But this meant that my weekly moment of intellectual engagement had crashed. Teaching doesn't count, not only because we're slumping into the Victorian realm, leaving behind Keats and Romantic fellow travelers--but because there in class, I have to guide the discussion, and not say outrageous things, or at least make sure students don't write them down. Monday, though, in that early-morning-window of early-caffeine-jacking-into my deprived (no, not depraved) biochemistry, I instantly knew Soren had given me something to investigate.
First, there are the remedies that automatically come to mind. True, beer doesn't seem the ideal treatment for a virus, nor, I think wine. For sore throat or congestion, go with a Prairie Fire, a process which you can visualize this way:
(and I felt the need to generate my own authentic images, so I ordered one at D&D explicitly to take a picture...
But sadly, in the excitement, I forgot to photo the first one, and had to order a second, which appears happily above. The price of research...).
Or for just ordinary out of sorts, low energy, lethargy, probably this combo which Matt imported from Denver for us, the tequila shot with powered cinnamon and orange:
And there're remedies like 4 weeks of beer and yogurt, which I found successful in those days without health insurance, after swimming in the Amazon, and getting some never-known bacteria or parasite. Quite effective.

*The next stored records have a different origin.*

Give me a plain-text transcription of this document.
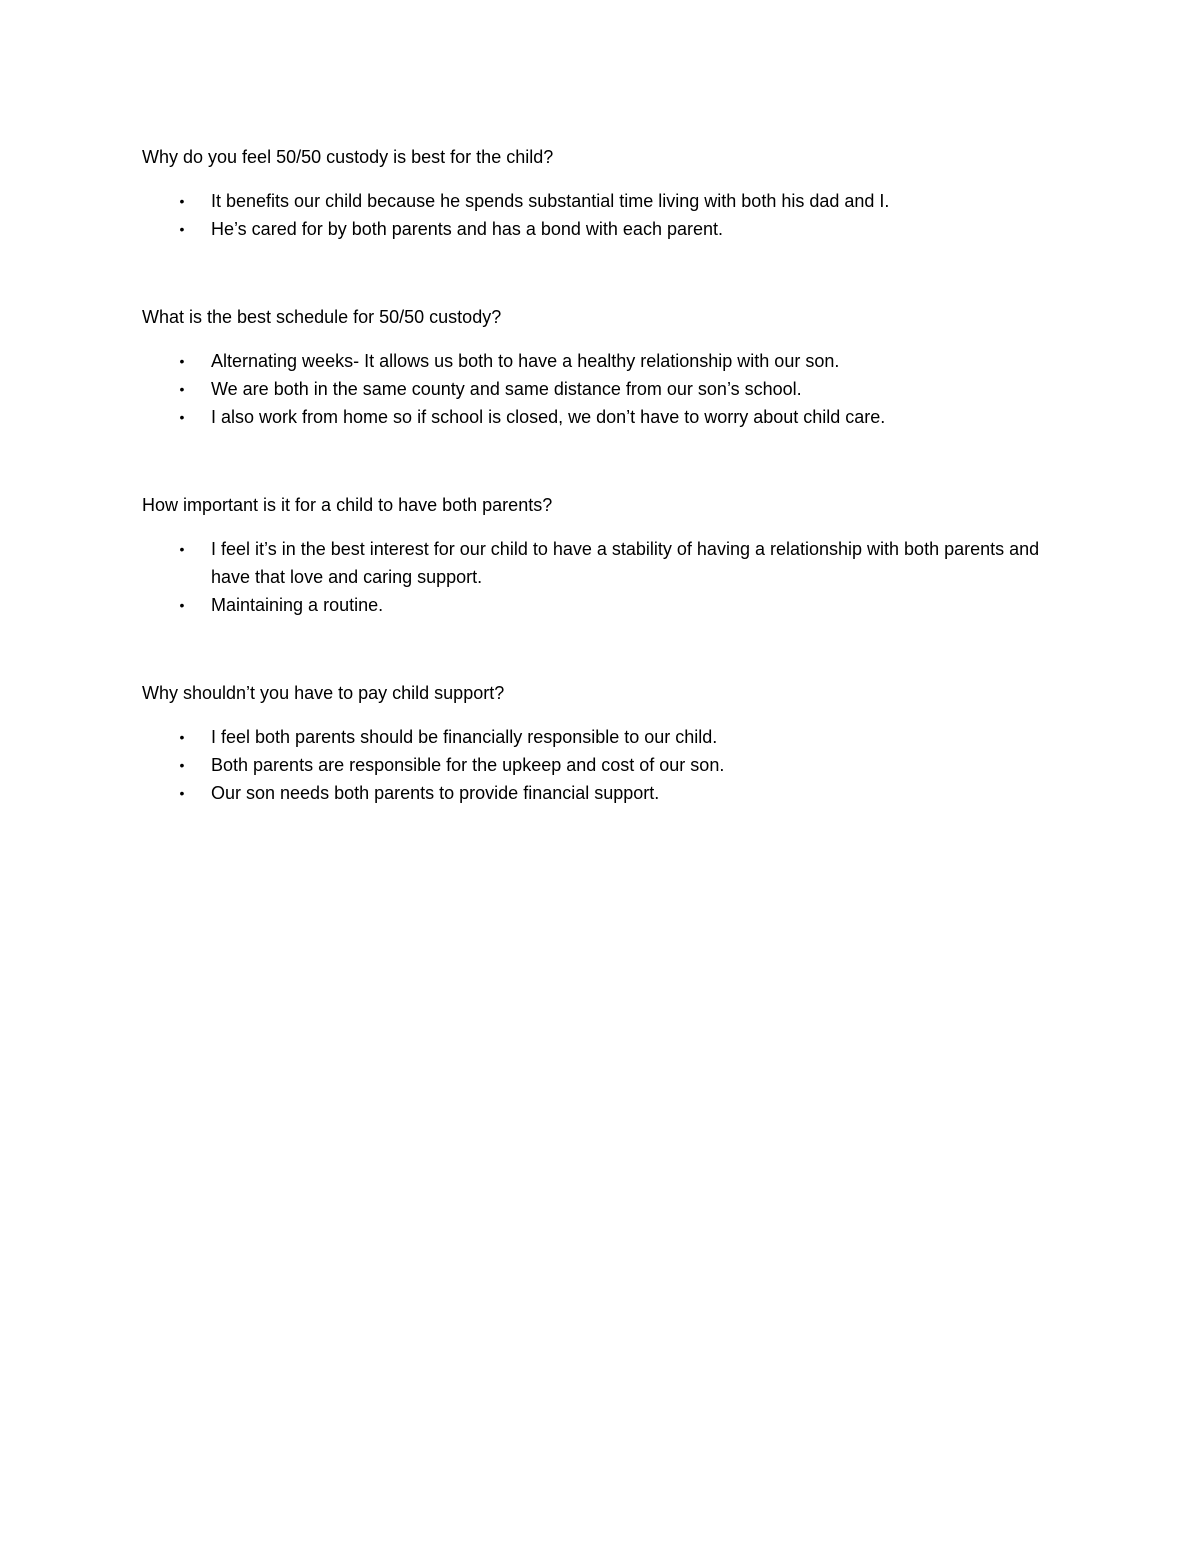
Why do you feel 50/50 custody is best for the child?
• It benefits our child because he spends substantial time living with both his dad and I.
• He’s cared for by both parents and has a bond with each parent.
What is the best schedule for 50/50 custody?
• Alternating weeks- It allows us both to have a healthy relationship with our son.
• We are both in the same county and same distance from our son’s school.
• I also work from home so if school is closed, we don’t have to worry about child care.
How important is it for a child to have both parents?
• I feel it’s in the best interest for our child to have a stability of having a relationship with both parents and have that love and caring support.
• Maintaining a routine.
Why shouldn’t you have to pay child support?
• I feel both parents should be financially responsible to our child.
• Both parents are responsible for the upkeep and cost of our son.
• Our son needs both parents to provide financial support.
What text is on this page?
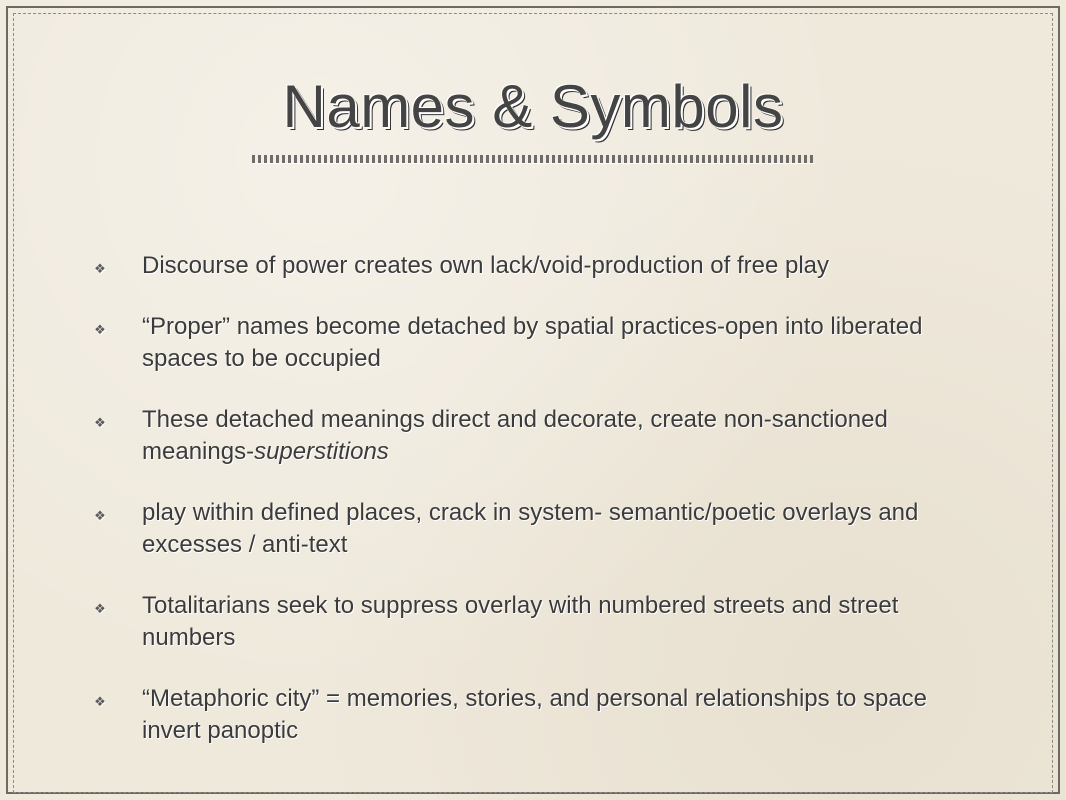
Names & Symbols
❖ Discourse of power creates own lack/void-production of free play
❖ “Proper” names become detached by spatial practices-open into liberated spaces to be occupied
❖ These detached meanings direct and decorate, create non-sanctioned meanings-superstitions
❖ play within defined places, crack in system- semantic/poetic overlays and excesses / anti-text
❖ Totalitarians seek to suppress overlay with numbered streets and street numbers
❖ “Metaphoric city” = memories, stories, and personal relationships to space invert panoptic
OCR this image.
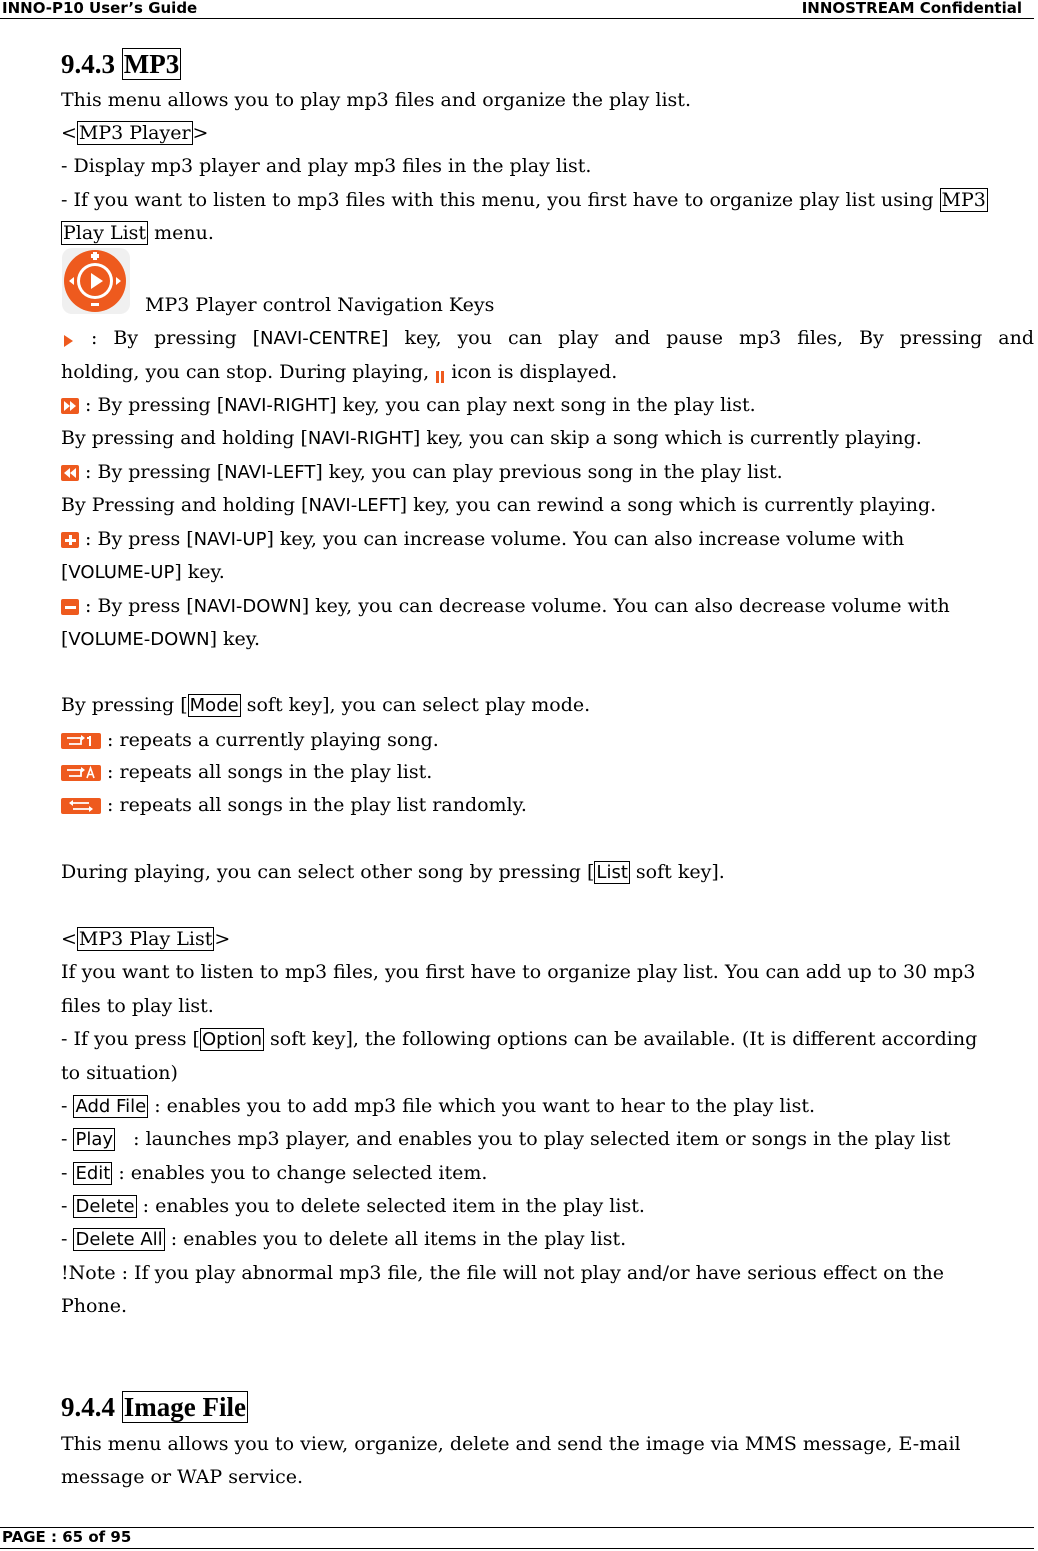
INNO-P10 User’s Guide	INNOSTREAM Confidential
9.4.3 MP3
This menu allows you to play mp3 files and organize the play list.
< MP3 Player >
- Display mp3 player and play mp3 files in the play list.
- If you want to listen to mp3 files with this menu, you first have to organize play list using MP3
Play List menu.
MP3 Player control Navigation Keys
: By pressing [NAVI-CENTRE] key, you can play and pause mp3 files, By pressing and
holding, you can stop. During playing,  icon is displayed.
: By pressing [NAVI-RIGHT] key, you can play next song in the play list.
By pressing and holding [NAVI-RIGHT] key, you can skip a song which is currently playing.
: By pressing [NAVI-LEFT] key, you can play previous song in the play list.
By Pressing and holding [NAVI-LEFT] key, you can rewind a song which is currently playing.
: By press [NAVI-UP] key, you can increase volume. You can also increase volume with
[VOLUME-UP] key.
: By press [NAVI-DOWN] key, you can decrease volume. You can also decrease volume with
[VOLUME-DOWN] key.
By pressing [ Mode soft key], you can select play mode.
: repeats a currently playing song.
: repeats all songs in the play list.
: repeats all songs in the play list randomly.
During playing, you can select other song by pressing [ List soft key].
< MP3 Play List >
If you want to listen to mp3 files, you first have to organize play list. You can add up to 30 mp3
files to play list.
- If you press [ Option soft key], the following options can be available. (It is different according
to situation)
- Add File : enables you to add mp3 file which you want to hear to the play list.
- Play   : launches mp3 player, and enables you to play selected item or songs in the play list
- Edit : enables you to change selected item.
- Delete : enables you to delete selected item in the play list.
- Delete All : enables you to delete all items in the play list.
!Note : If you play abnormal mp3 file, the file will not play and/or have serious effect on the
Phone.
9.4.4 Image File
This menu allows you to view, organize, delete and send the image via MMS message, E-mail
message or WAP service.
PAGE : 65 of 95
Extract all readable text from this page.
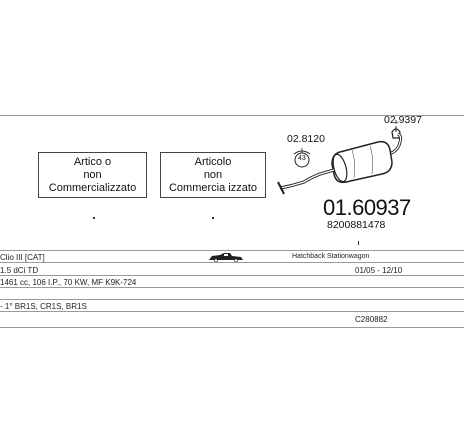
Artico o
non
Commercializzato
Articolo
non
Commercia izzato
43
02.8120
02.9397
01.60937
8200881478
Clio III [CAT]	Hatchback Stationwagon
1.5 dCi TD	01/05 - 12/10
1461 cc, 106 I.P., 70 KW, MF K9K-724
- 1° BR1S, CR1S, BR1S
C280882
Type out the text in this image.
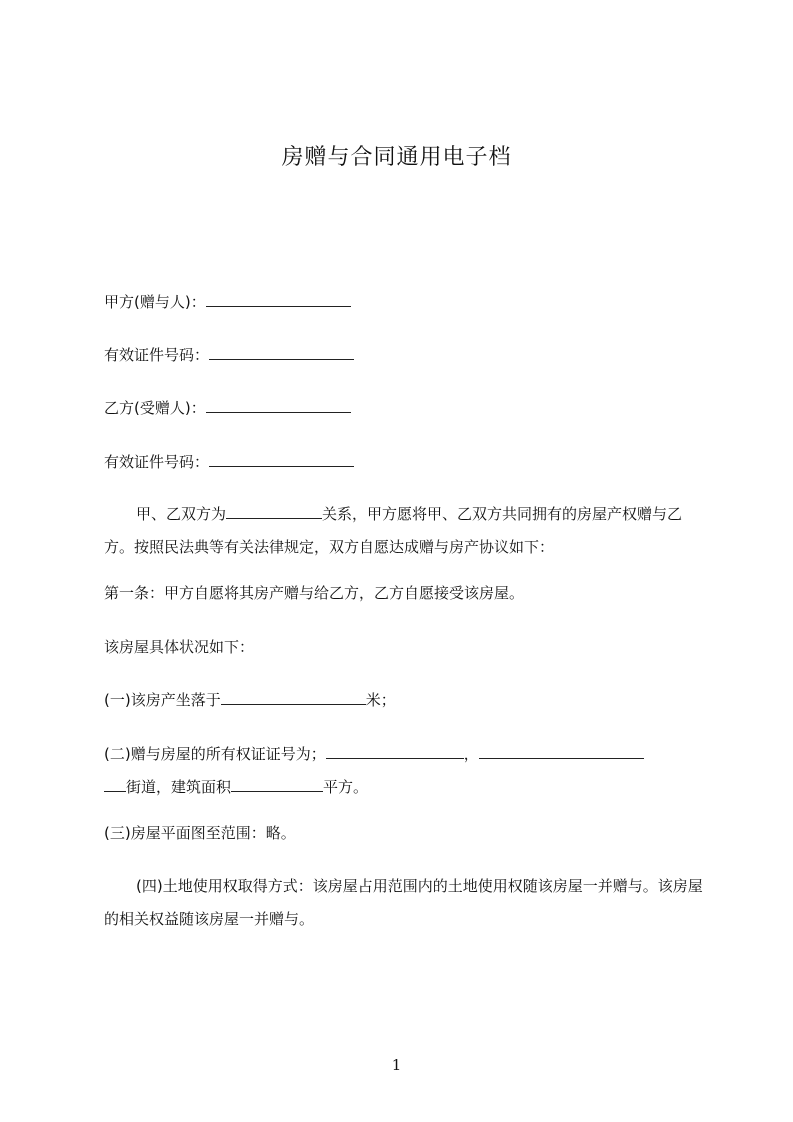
房赠与合同通用电子档
甲方(赠与人)：
有效证件号码：
乙方(受赠人)：
有效证件号码：
甲、乙双方为	关系，甲方愿将甲、乙双方共同拥有的房屋产权赠与乙方。按照民法典等有关法律规定，双方自愿达成赠与房产协议如下：
第一条：甲方自愿将其房产赠与给乙方，乙方自愿接受该房屋。
该房屋具体状况如下：
(一)该房产坐落于	米；
(二)赠与房屋的所有权证证号为；	，
街道，建筑面积	平方。
(三)房屋平面图至范围：略。
(四)土地使用权取得方式：该房屋占用范围内的土地使用权随该房屋一并赠与。该房屋的相关权益随该房屋一并赠与。
1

Beyond remedies, though, Soren offered that virus/micro-critter-sharing is "what we do here in the 'burbs.'" I have had one student out a couple weeks ago with something that sounded like that stomach affliction, so I looked in the official media for local epidemics. Found a report of "early flu," from December 16, 2014, a report on fatal deer illness from this March, and a February report, "Shigella Outbreak in Columbia/Boone County, Missouri," in which we're informed that this is caused by a feces-related bacteria. Cool.
Yet all of these, and the absence of more reports, given how often something "goes around," tells me that we miss out on a whole layer of reality, that realm of bacteria, viruses, and invisible parasites. Sure, we hear plenty about recent pandemics and their apocalyptic threat, but this misses the hourly lives of our little buddies, how they jump from one human to another, their colloquiums on strategic mutation, their treaties with human cells, their declarations of war. For any of this to reach the official media, one consistent strain would have to expand to bloated proportions, sort of like the human population, which continues to blossom like algae in an increasing fetid pond. Most of our encounters with the invisible world are tiny events, local or micro-local, ever-shifting, perhaps county-wide, perhaps networked through day-care, or an event in the 'burbs.
To really see these, we'd need to crowdsource, to gather reports, symptoms, anecdotes, draw lines of contact... Oh, crowdsourcing-- visualize it like this--
For Columbia, population about 100k, maybe 100 'spotters'? 200? For Boone County, about 170k--maybe 400, spread out in all the little human pockets?
A goal? Maybe to see a different reality. Try Googling "ontology of bacteria." That's not what I'm going for. More a sense of different states of being, of a very different agency--of lifeforms that, after all, numerically dominate this planet.
The whole planet, though, well, we've never been good at thinking in those terms. Wouldn't it be fun to begin to see, to map, just some of what lives right here in Boone County? What kind of map could do justice to the types, the numbers, the absurdly fast leaps, the temporal shifts? Even the idea of what a map is would collapse.